Shear-stress-induced swirling flow in biological systems

Swirling motion is an essential phenomenon that significantly influences numerous biological processes, such as the mixing of molecular components within living cells, nutrient transport, the structural changes of the cytoskeletons of contractile cells and the rearrangement of multicellular systems caused by collective cell migration. The dynamical relationship between subcellular and supracellular rearrangements enhances cell migration and contributes to tissue homeostasis. However, the basic mechanisms that drive swirling motion in biological contexts remain a matter of ongoing inquiry.

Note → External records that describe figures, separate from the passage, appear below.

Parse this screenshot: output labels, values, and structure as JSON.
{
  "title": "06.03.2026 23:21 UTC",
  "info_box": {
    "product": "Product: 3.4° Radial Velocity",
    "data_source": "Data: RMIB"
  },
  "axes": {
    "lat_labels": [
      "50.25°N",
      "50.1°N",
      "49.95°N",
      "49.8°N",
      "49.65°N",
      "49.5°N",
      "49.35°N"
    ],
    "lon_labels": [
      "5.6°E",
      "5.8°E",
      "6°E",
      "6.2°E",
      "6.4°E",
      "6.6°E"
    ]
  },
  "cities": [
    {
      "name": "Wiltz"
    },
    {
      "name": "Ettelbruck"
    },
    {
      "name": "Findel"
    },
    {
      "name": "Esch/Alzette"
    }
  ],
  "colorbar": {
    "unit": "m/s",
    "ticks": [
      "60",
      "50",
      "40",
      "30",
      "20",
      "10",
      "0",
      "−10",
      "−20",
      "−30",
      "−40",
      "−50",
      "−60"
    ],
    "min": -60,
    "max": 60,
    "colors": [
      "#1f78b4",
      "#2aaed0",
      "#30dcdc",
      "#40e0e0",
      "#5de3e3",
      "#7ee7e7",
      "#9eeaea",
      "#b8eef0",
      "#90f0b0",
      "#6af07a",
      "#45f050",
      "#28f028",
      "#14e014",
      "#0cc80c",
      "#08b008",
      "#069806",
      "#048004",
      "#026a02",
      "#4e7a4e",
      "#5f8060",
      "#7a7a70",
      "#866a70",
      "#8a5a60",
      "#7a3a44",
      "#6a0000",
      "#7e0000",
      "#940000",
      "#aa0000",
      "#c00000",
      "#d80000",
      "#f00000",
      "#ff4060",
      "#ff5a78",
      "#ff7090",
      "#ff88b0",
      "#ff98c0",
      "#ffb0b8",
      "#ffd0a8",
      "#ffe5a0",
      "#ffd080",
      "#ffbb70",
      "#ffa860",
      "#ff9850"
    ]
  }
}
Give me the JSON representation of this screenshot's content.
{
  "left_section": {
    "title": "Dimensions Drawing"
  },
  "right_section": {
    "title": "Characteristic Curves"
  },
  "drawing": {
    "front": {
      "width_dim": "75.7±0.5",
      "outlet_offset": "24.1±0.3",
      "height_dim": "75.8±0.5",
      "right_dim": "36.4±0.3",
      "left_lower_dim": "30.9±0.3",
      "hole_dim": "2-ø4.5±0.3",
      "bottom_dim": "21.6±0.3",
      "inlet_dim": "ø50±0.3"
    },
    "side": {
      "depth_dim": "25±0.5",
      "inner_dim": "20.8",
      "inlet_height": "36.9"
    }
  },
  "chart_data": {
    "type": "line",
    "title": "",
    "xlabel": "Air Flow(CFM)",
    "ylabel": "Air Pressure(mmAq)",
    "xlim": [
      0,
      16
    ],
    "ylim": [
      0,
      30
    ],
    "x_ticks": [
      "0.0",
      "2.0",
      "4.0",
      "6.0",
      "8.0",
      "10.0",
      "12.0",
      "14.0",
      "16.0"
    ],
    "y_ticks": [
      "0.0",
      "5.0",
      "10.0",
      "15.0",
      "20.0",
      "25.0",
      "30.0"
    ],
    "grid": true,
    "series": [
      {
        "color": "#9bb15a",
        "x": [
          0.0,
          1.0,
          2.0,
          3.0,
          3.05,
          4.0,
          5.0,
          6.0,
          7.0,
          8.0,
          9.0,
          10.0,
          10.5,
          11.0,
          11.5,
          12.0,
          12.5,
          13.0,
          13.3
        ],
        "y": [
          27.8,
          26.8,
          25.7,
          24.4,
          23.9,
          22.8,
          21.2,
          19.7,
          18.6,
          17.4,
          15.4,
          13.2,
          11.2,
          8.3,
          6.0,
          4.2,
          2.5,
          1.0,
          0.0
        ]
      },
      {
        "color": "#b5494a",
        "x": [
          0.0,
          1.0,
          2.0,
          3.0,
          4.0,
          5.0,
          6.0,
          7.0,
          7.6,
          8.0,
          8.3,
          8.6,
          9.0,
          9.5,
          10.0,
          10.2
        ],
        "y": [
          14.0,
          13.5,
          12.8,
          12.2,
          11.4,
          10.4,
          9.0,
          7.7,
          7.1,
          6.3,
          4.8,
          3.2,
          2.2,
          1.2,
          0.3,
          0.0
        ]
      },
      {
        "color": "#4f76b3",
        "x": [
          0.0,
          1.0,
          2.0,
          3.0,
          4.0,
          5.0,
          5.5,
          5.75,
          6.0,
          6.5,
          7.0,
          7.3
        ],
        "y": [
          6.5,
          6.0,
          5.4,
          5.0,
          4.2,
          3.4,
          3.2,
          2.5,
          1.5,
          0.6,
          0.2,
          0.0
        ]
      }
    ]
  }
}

Several complex biological systems, including synovial fluid, blood, mucus, cytoskeleton, and epithelial and mesenchymal multicellular systems, are examined in the context of possible swirling motion. Despite their diverse structures and fluid properties, they all exhibited swirling behaviour. Shared characteristics among these systems include: (i) a heterogeneous distribution of density and mechanical stress, (ii) viscoelastic properties, (iii) anisotropic behaviour, and (iv) non-uniform flow patterns. This multifaceted phenomenon is analysed through the integration of experimental findings from the existing literature with modelling considerations, aiming to identify the primary physical factors that contribute to the occurrence of swirling motion such as: lift force and normal stress differences that appear as a consequence of generated shear stress.